Can we get a closed form for the following contour integral?. Let us assume that n is a non-negative integer,
$\frac{1}{2\pi i}\int^{c+i\infty}_{c-i\infty}\frac{\Gamma(n-s)\Gamma(s)\Gamma(k-s)}{\Gamma(1+n-s)}{}_1F_1(1+n-s,n+1,\frac{\alpha}{2b})\, b^s\,\mathrm{d}s$
and also how to choose the value of c in order solve the contour integral.
Remmy,
Here's some additional information:
I've recently encountered a very similar integral in my own work, with a ratio of gamma functions and a hypergeometric function and a Bessel function. The orders of both the hypergeometric function and the Bessel function depended on $s$. I was still able to produce a series solution consisting of terms containing the 1F1 and Bessel functions evaluated at the pole locations, since neither function had any poles or branch points in the $s$ plane.
I believe the same is true in your case, since it is the numerator parameter that depends upon $s$, and the 1F1 has no poles for this parameter. (Look at, for example, the functions.wolfram.com site for info on 1F1.)
Sorry for the overly introductory material in my earlier post, I was not sure of your familiarity with this method! You obviously know it well..
Hope this helps some,
Tom
Did this integral come from using Mellin transforms + Parseval to perform an integration? A standard thing to do now is to look at the large $t$ asymptotics of the integrand (where $s = \sigma + i t$) to determine if the contour can be moved across the poles of the gamma functions in the numerator, and in which direction. The constant $c$ would lie in the joint strip of analyticity of the Mellin transforms.

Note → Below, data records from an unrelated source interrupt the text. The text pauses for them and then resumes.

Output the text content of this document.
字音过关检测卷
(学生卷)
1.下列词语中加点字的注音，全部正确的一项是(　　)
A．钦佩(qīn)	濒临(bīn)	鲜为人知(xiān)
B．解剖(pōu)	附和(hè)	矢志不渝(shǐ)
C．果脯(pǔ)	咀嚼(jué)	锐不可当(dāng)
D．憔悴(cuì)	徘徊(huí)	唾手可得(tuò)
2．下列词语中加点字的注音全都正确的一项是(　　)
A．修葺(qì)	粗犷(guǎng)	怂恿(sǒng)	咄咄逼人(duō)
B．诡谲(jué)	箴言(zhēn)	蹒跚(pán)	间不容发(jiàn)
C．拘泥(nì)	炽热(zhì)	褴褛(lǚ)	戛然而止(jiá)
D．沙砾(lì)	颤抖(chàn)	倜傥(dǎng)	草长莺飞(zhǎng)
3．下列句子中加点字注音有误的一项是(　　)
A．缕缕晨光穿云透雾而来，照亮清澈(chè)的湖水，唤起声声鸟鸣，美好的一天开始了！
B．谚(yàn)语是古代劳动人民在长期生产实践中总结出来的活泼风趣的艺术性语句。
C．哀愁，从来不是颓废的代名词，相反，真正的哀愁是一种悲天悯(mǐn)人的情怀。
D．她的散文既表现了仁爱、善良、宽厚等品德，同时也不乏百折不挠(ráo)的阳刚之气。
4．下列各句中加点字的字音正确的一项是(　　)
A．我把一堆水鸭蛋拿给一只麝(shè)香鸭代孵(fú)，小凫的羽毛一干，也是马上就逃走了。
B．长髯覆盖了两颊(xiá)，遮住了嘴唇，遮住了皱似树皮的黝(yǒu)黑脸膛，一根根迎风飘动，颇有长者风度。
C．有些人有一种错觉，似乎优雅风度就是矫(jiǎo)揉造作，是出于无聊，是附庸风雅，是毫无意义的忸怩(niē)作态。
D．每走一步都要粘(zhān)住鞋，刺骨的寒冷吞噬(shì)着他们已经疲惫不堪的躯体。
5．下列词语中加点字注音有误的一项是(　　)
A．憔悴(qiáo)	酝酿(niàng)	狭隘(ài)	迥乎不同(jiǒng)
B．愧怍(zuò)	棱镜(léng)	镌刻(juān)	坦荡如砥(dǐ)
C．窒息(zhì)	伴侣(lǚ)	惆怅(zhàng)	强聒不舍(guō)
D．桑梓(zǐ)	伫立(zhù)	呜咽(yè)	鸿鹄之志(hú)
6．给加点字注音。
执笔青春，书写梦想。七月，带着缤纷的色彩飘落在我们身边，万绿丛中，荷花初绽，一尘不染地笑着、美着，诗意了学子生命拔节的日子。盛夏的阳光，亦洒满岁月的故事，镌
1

You then close the contour in the appropriate half plane and use the residue theorem to give either an asymptotic expansion or power series in the variable $b$. Sometimes these can be identified with known functions. This process all depends on the details of your parameters. Your situation is more complex because you have the 1F1(). Look up "Mellin-Barnes integrals" and you should find helpful information.
Good luck,
Tom